Dua Teroris di Poso Ditembak Mati

( kata)
Dua Teroris di Poso Ditembak Mati
Teroris. Ilustrasi


Jakarta (Lampost.co) -- Sebanyak dua teroris kelompok Mujahidin Indonesia Timur (MIT) pimpinan Ali Kalora ditembak mati. Dua orang itu masuk daftar pencarian orang (DPO).

Panglima Komando Operasi Gabungan Khusus (Koopsgabssus), Tricakti Mayjen TNI Richard T.H. Tampubolon, mengatakan penembakan terjadi saat Satuan Tugas (Satgas) Madago Raya menyergap persembunyian MIT di Pegunungan Tokasa, Desa Tanah Lanto, Kecamatan Torue, Kabupaten Parimo, Sulawesi Tengah (Sulteng). Penyergapan dilakukan pada Minggu, 11 Juli 2021. 

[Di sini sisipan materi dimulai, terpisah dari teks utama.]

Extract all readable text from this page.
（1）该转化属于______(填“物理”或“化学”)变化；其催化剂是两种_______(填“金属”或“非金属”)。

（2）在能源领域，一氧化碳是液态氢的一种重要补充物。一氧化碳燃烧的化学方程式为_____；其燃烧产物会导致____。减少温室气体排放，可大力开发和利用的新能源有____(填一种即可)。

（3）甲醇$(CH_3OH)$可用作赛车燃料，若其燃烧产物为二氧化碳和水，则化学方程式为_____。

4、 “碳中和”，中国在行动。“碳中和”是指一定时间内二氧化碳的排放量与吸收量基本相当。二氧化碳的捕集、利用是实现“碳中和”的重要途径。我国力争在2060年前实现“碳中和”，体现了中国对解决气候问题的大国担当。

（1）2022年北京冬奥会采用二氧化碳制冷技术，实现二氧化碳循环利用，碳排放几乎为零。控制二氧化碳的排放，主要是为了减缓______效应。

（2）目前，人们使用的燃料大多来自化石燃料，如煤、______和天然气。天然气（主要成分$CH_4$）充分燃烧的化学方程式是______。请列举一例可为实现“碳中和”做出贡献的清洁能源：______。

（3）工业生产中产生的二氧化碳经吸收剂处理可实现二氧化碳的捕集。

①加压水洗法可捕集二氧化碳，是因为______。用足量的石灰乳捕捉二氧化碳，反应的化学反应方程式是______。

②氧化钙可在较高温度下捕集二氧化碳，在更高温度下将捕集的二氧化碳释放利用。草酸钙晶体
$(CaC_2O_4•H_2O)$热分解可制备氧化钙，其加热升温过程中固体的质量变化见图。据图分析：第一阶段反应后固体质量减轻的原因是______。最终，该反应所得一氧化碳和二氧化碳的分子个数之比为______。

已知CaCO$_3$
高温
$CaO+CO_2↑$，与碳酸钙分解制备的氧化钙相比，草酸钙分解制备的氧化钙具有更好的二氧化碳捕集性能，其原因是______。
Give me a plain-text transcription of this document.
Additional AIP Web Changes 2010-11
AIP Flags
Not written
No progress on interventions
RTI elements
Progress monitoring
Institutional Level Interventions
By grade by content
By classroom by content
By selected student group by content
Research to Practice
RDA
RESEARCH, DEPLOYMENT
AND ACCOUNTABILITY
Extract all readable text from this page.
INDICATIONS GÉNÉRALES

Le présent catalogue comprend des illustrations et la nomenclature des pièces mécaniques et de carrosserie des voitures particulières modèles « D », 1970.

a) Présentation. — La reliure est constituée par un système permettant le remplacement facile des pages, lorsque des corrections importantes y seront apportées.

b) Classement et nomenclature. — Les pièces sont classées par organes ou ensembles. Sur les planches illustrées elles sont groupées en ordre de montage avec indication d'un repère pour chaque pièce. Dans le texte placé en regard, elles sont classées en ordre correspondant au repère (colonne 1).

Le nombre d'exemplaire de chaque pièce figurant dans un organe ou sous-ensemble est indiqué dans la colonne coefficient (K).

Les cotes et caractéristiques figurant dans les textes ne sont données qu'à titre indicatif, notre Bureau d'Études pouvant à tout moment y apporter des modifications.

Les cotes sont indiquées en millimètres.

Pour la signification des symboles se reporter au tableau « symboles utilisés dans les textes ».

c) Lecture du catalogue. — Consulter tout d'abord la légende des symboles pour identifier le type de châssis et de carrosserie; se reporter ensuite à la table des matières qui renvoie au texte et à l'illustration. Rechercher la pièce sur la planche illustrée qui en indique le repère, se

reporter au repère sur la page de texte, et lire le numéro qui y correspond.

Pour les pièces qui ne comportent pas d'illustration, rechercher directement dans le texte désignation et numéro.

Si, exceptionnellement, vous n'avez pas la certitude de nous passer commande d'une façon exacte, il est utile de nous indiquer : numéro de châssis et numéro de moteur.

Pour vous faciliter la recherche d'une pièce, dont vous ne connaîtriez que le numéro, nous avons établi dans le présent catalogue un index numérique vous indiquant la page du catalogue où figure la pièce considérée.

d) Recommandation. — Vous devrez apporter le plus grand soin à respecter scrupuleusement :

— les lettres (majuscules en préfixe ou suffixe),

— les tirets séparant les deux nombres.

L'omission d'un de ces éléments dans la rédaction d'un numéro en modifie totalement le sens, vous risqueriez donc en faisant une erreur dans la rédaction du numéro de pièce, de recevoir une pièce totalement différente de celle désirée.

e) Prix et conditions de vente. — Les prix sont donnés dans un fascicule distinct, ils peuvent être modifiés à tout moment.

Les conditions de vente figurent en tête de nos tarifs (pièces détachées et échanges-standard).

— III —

"Petugas menembak mati dua orang, yakni Rukli dan Ahmad Panjang," kata Richard dalam keterangan tertulis, Senin, 12 Juli 2021. 

Penyergapan dipimpin Lettu (Inf) David Manurung dengan empat anggotanya dari satuan Kopassus. Lokasi markas MIT berada di dalam hutan lebat.

Tim Tricakti mendekati markas kelompok teroris MIT secara senyap dan rahasia. Seluruh anggota tim merayap ke sasaran sejauh 500 meter sejak Sabtu, 10 Juli 2021 pukul 22.00 WITA hingga penyergapan Minggu, 11 Juli 2021 pukul 03.00 WITA.

Tim mendeteksi lima anggota MIT dalam kondisi istirahat di dalam markas. Setelah dipastikan DPO MIT, Lettu David Manurung memerintahkan membuka tembakan guna melumpuhkan teroris.

Sebanyak dua teroris tewas tertembak. Sementara tiga lainnya melarikan diri ke dalam hutan. Diduga kuat ketiga teroris yang kabur dalam keadaan terluka. "Karena ditemukan bekas ceceran darah di sekitar lokasi," ujarnya. 

Satgas Madago Raya terus mengejar teroris MIT di Poso. Keberadaan teroris itu membuat keamanan di Sulteng terganggu.